This past week I traveled down to Barbados for the Barbados Open Water Festival. With races now in all corners of the world, we at the Global Swim Series don’t get a chance to make it to all the fantastic races on the schedule, but we were fortunate enough to make it down this year for the Barbados Open Water Festival… and it was incredible! In four short years the Barbados Open Water Festival has turned into a major event on the open water swim circuit and now having experienced it, it is easy to see why!
Upon getting to Barbados, we took part in one of the four “guided swims” that take place on the four days prior to the main event. The guided swims are just very pleasant swims on four of the other beaches in Barbados. They aren’t timed and aren’t races, just a chance to have a nice leisurely swim in warm (hot?!) crystal clear waters with over 100 other like minded swimmers. I wanted to see some of the large sea turtles that everyone claimed were around, as I was really looking forward to that… but no luck. But I did meet a ton of people during the swim and then after when we all went to the local “fish fry” and street festival for dinner.
The next day was the 1.5k race, which is the largest race at BOWF. This year will go down as “the rainy year”! On Saturday it poured. Torrentially. The streets flooded. The beaches flooded. Everyone was soaked. As a race director myself, I know that no matter where you are hosting a race, bad weather is always a major concern. But the race went off without a hitch and nobody was bothered… we were all getting wet anyway!
I had to laugh when I was talking with one of the many kids from the local open water swim team, The Saltwater Swimmers, that were in the race. She said this was the most rain they had gotten all year and the coldest day! We’re from Canada and even standing around soaking wet it was fine, probably about 77F/25C. Although it was nice to go into the water to warm up a couple of times. The water was about 85F/30C!
As for the race, it was awesome. A single 1.5k loop along the shore with 350 of your closest friends! And this time I did see a turtle!
The next day was the 5k and 10k races. 3×1 mile loops and 6×1 mile loops of the same course. This was the first year of the 10k and there were an impressive 33 people in it. The 5k had an even more impressive 130 swimmers! It seems like if you were going to make the trip to Barbados you want to get in as much swimming as you could, or at least that was my rational so I did the 10k.
As a great representative race for the Global Swim Series, there were people from all over the world! I believe I heard from as far away as Australia and 14 other countries. I heard that in one of the races, I think the 5k, 80% were international swimmers!
There were swimmers of all types and abilities.
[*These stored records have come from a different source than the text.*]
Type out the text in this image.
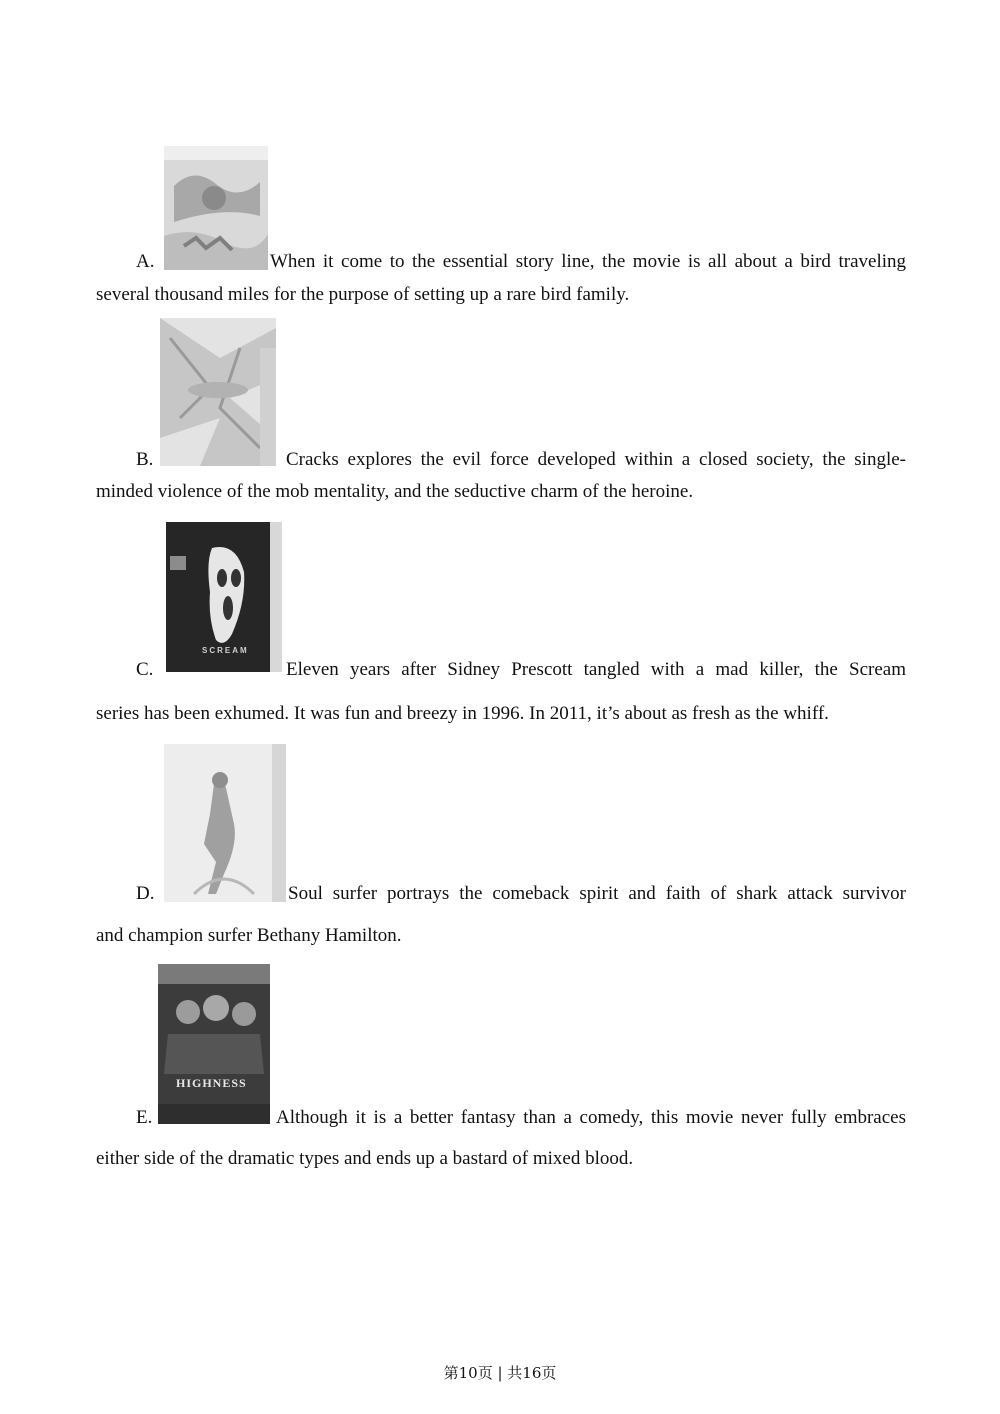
A.	When it come to the essential story line, the movie is all about a bird traveling
several thousand miles for the purpose of setting up a rare bird family.
B.	Cracks explores the evil force developed within a closed society, the single-
minded violence of the mob mentality, and the seductive charm of the heroine.
SCREAM
C.	Eleven years after Sidney Prescott tangled with a mad killer, the Scream
series has been exhumed. It was fun and breezy in 1996. In 2011, it’s about as fresh as the whiff.
D.	Soul surfer portrays the comeback spirit and faith of shark attack survivor
and champion surfer Bethany Hamilton.
HIGHNESS
E.	Although it is a better fantasy than a comedy, this movie never fully embraces
either side of the dramatic types and ends up a bastard of mixed blood.
第10页 | 共16页
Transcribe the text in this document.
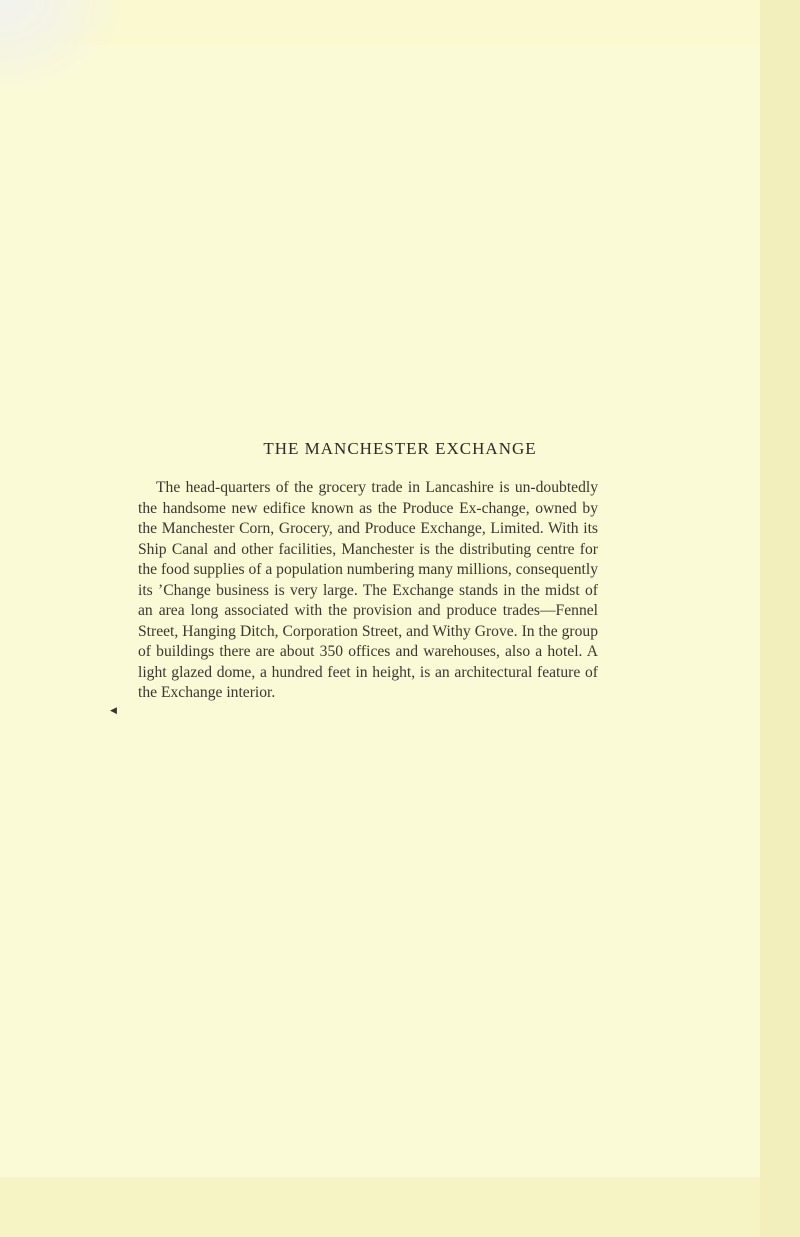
THE MANCHESTER EXCHANGE

The head-quarters of the grocery trade in Lancashire is un-doubtedly the handsome new edifice known as the Produce Ex-change, owned by the Manchester Corn, Grocery, and Produce Exchange, Limited. With its Ship Canal and other facilities, Manchester is the distributing centre for the food supplies of a population numbering many millions, consequently its ’Change business is very large. The Exchange stands in the midst of an area long associated with the provision and produce trades—Fennel Street, Hanging Ditch, Corporation Street, and Withy Grove. In the group of buildings there are about 350 offices and warehouses, also a hotel. A light glazed dome, a hundred feet in height, is an architectural feature of the Exchange interior.

◀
From Olympian and former World Record holder, Alex Meyer and plenty of other fast swimmers, to my buddy Cam who completed his first 10k and getting in 30 seconds ahead of the 4 hour cut off time!
I even found someone my speed to race (Sue Ingram from Austin, Texas as I learned later) we raced the final 2 laps taking turns drafting off each other and then racing in the final half mile side by side and “sprinting” up the beach to the finish. I knew it was going to be close so I didn’t even turn to see where she was and I didn’t let up until I was a step away from the finish line timing mat… which is when I saw her leg step across in front of me! She beat me by a tenth of a second! What a great finish to a great race! Oh, and I did get to see more turtles in the 10k… about a dozen throughout the race. Not much better scenery than that on a 10k swim!
On the final day of our trip we went for another swim. One of the highlights for me was that an old swimming buddy from when we were little kids, and who I hadn’t seen in many years, was going back down for his 3rd time to the BOWF. He had brought his whole family down and they are all great swimmers (although I was able to keep some historical pride and edge him out in the 1.5k! haha). In fact his 2 sons both did their first 10k race and the younger one (15) won the 10k outright!
So after all the racing we all decided to go out for a fun swim in the sunken ships they have in the harbour. They are shallow enough that you can swim right down to them. We also ended up getting right up close to several sea turtles and can’t wait to see how the pictures my buddy took turned out (he’s there for another 2 weeks).
While we didn’t take part this year, our good friends at the “Freestyle Experience” hosted their swim camp in conjuction with the festival the week prior and by all accounts it was a huge hit, if a little bit challenging! The camp was coached by 2 former Olympic swimmers.
So there is my first hand experience of what the Barbados Open Water Festival was like. And if you are an avid swimmer like me and most people on this site… you might seriously want to be planning on doing this race next year!